Effectivement, le taux de survie, limité à 2 % en cas de fibrillation ventriculaire, monte à 30 % si des défibrillateurs sont utilisés. C’est donc entre 2 500 à 3 500 vies que ces appareils permettent de sauver.

Nous pouvons constater, hélas ! plus de 500 décès au cours d’un exercice sportif, dont 45 % survenant sur les lieux mêmes. Nous en avons tiré les conséquences en mettant en œuvre une politique très ambitieuse d’installation de défibrillateurs.

L’année dernière, j’ai consacré 2 millions d’euros à l’équipement d’un certain nombre d’institutions. Les collectivités territoriales et des établissements publics se sont joints à cet effort ; c’est ainsi que la SNCF a équipé en défibrillateurs cent cinquante gares et toutes ses rames de TGV. Un certain nombre d’opérateurs privés, par exemple des grandes surfaces ou des galeries marchandes, ont également installé des défibrillateurs.

Un décret a été publié en mai 2007, mais un arrêté reste à prendre sur l’harmonisation et le recueil de données.
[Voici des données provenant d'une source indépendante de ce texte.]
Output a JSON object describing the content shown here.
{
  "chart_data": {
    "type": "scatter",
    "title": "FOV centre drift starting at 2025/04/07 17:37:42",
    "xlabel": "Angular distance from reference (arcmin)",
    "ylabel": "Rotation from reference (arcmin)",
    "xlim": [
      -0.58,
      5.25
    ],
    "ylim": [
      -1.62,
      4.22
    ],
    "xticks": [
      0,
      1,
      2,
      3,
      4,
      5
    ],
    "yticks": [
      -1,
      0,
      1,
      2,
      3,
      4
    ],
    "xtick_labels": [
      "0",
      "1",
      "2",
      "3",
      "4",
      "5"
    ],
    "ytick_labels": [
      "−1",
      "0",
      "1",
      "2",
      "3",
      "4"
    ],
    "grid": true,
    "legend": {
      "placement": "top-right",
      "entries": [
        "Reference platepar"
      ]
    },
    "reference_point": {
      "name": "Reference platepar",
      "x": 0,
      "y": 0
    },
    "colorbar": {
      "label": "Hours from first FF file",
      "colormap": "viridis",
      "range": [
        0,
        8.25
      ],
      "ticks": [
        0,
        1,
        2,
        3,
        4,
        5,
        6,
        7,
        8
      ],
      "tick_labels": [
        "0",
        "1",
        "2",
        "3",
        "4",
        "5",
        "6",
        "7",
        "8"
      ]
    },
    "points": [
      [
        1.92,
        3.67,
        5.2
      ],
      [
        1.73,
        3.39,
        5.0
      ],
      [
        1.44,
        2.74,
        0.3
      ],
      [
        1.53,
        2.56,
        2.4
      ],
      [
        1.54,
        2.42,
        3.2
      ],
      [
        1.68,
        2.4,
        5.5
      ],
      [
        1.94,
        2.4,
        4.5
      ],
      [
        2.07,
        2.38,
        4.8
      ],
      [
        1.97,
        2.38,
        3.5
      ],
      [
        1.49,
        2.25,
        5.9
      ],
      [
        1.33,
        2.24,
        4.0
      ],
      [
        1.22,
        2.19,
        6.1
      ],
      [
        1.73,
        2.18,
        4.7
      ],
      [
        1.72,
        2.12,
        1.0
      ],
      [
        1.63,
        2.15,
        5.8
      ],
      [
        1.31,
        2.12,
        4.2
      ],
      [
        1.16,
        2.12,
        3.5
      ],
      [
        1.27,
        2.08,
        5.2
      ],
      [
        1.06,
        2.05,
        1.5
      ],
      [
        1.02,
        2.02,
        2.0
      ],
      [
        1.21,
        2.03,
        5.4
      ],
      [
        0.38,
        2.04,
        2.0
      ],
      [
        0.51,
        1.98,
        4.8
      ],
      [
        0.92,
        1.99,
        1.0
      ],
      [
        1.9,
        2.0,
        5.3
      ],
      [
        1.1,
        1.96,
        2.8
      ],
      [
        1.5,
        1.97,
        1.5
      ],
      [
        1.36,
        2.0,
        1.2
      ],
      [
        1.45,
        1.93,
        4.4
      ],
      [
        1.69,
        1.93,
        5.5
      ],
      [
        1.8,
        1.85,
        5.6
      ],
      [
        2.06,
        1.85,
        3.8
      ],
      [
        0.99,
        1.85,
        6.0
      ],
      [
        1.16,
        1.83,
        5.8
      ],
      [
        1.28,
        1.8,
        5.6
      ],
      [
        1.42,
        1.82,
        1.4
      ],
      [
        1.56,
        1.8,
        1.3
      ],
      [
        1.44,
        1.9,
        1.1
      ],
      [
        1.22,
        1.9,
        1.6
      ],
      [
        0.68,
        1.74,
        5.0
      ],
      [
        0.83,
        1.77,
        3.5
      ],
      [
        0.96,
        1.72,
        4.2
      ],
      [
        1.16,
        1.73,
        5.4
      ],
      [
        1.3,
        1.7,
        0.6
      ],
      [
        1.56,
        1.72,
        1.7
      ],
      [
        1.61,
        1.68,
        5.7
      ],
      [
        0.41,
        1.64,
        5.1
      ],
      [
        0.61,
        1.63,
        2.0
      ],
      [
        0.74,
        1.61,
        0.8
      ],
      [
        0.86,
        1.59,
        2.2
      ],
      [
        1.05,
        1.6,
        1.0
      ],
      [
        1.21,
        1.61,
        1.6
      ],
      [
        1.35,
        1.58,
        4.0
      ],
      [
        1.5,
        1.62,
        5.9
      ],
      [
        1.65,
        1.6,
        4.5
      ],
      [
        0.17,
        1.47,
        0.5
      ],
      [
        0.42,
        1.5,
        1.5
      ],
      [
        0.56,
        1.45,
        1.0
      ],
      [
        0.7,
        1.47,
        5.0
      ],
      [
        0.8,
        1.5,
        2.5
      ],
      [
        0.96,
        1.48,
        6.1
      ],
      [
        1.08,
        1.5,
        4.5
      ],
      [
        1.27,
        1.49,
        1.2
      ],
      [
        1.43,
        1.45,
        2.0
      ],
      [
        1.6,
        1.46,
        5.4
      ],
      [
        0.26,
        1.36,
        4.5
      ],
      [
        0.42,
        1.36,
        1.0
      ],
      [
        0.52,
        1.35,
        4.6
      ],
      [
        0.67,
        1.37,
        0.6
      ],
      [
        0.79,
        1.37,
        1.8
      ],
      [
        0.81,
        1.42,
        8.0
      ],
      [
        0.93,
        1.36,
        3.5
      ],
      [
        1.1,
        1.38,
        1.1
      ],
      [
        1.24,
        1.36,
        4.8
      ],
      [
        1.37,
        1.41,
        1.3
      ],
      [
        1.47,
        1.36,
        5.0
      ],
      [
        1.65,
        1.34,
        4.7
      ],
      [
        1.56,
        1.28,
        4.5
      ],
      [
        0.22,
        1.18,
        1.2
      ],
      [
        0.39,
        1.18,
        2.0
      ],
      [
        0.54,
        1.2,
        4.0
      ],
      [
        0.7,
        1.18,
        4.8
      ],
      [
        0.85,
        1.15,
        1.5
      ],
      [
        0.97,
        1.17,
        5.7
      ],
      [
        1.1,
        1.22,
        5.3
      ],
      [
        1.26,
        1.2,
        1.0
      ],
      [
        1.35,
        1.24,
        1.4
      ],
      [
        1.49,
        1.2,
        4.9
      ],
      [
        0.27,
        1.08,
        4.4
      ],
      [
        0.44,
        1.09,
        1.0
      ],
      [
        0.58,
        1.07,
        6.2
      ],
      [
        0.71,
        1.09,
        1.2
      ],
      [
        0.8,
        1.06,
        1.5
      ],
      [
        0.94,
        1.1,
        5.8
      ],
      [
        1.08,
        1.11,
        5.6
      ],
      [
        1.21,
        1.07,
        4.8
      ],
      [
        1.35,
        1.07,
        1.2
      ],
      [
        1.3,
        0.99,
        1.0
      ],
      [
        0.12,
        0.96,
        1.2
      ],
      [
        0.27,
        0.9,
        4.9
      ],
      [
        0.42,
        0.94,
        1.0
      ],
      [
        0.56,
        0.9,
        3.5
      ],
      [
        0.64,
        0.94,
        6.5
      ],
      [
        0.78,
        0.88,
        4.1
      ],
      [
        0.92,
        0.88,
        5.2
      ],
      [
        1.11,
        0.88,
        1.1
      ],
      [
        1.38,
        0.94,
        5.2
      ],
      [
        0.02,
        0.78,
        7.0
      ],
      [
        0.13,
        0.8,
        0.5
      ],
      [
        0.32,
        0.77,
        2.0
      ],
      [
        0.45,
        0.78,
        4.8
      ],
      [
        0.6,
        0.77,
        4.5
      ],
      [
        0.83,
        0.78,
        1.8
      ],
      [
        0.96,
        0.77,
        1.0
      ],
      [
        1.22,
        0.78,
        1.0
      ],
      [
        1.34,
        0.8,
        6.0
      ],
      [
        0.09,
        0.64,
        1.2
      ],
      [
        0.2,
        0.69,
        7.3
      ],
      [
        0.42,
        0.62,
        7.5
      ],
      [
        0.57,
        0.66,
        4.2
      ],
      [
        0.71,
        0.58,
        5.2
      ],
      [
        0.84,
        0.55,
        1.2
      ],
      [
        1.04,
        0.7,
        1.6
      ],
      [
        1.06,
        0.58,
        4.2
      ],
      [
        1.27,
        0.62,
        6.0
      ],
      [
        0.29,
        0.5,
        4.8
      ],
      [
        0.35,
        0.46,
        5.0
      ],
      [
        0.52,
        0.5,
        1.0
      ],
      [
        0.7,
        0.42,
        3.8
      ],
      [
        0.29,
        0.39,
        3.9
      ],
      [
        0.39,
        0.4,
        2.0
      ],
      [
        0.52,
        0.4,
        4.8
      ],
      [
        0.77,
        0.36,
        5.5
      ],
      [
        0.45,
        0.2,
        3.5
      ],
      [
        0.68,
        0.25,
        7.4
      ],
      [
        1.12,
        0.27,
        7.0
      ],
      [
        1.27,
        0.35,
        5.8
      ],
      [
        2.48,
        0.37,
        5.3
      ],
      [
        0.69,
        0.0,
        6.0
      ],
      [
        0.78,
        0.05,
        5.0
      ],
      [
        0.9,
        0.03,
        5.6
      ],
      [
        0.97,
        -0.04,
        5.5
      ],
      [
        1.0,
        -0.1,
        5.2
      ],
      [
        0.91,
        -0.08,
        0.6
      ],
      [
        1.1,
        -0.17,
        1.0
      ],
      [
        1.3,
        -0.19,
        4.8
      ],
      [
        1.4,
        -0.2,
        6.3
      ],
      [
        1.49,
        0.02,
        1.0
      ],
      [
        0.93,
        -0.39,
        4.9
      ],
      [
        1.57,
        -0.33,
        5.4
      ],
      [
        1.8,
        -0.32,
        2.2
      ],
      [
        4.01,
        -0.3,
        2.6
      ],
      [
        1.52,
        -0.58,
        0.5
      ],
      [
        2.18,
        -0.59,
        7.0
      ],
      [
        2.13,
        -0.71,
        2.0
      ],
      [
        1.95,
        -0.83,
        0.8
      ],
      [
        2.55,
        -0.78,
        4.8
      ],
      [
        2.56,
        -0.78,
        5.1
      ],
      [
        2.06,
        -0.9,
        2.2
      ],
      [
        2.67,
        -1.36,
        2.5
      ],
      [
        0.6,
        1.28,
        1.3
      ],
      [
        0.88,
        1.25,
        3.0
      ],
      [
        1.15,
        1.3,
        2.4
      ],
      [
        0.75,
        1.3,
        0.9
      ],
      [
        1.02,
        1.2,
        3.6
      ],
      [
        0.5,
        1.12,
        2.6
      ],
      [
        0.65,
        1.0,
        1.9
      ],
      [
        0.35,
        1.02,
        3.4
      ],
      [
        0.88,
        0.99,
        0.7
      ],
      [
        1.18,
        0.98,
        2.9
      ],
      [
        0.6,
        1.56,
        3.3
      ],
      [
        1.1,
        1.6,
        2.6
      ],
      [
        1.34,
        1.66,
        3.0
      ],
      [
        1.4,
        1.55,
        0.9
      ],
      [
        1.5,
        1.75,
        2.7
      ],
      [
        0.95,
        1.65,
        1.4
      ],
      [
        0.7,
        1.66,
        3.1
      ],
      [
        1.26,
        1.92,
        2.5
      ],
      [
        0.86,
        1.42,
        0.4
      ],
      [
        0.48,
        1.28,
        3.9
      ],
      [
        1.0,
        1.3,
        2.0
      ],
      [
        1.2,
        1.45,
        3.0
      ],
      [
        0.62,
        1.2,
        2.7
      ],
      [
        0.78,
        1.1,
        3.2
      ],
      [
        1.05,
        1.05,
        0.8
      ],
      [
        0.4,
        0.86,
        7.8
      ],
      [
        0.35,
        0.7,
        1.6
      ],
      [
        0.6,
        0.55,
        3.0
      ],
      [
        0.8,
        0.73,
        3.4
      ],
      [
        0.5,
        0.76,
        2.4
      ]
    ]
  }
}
Nous allons très prochainement disposer d’une fiche uniformisée de recueil de données, ce qui nous permettra d’assurer un suivi beaucoup plus fin.

Quant à la géolocalisation, il n’est évidemment pas obligatoire de déclarer les défibrillateurs, mais mes services sont en train de rédiger un arrêté sur ce point. Je compte beaucoup sur les Agences régionales de santé (Exclamations sur les travées du groupe socialiste et du groupe CRC-SPG.) pour lancer un recensement de ces appareils afin de connaître précisément leur localisation.

J’en termine en évoquant la signalétique. L ’ILCOR, qui est le Comité international de liaison de la réanimation – le terme scientifique exact est resuscitation –, a proposé un logo avec un cœur blanc sur fond vert, un éclair vert et une petite croix blanche sur le côté. Bien sûr, il ne s’agit que d’une préconisation, mais nous demandons à l’ensemble des opérateurs d’utiliser ce logo, qui sera bientôt connu par tous nos concitoyens.

J’étudie la meilleure façon de généraliser cette signalétique et de la rendre obligatoire. (Applaudissements sur les travées de l’UMP et de l’Union centriste, ainsi que sur certaines travées du RDSE et du groupe socialiste.)

M. le président. Nous en avons terminé avec les questions d'actualité au Gouvernement.

Mes chers collègues, nous allons maintenant interrompre nos travaux quelques instants.

La séance est suspendue.

(La séance, suspendue à seize heures, est reprise à seize heures vingt, sous la présidence de Mme Catherine Tasca.)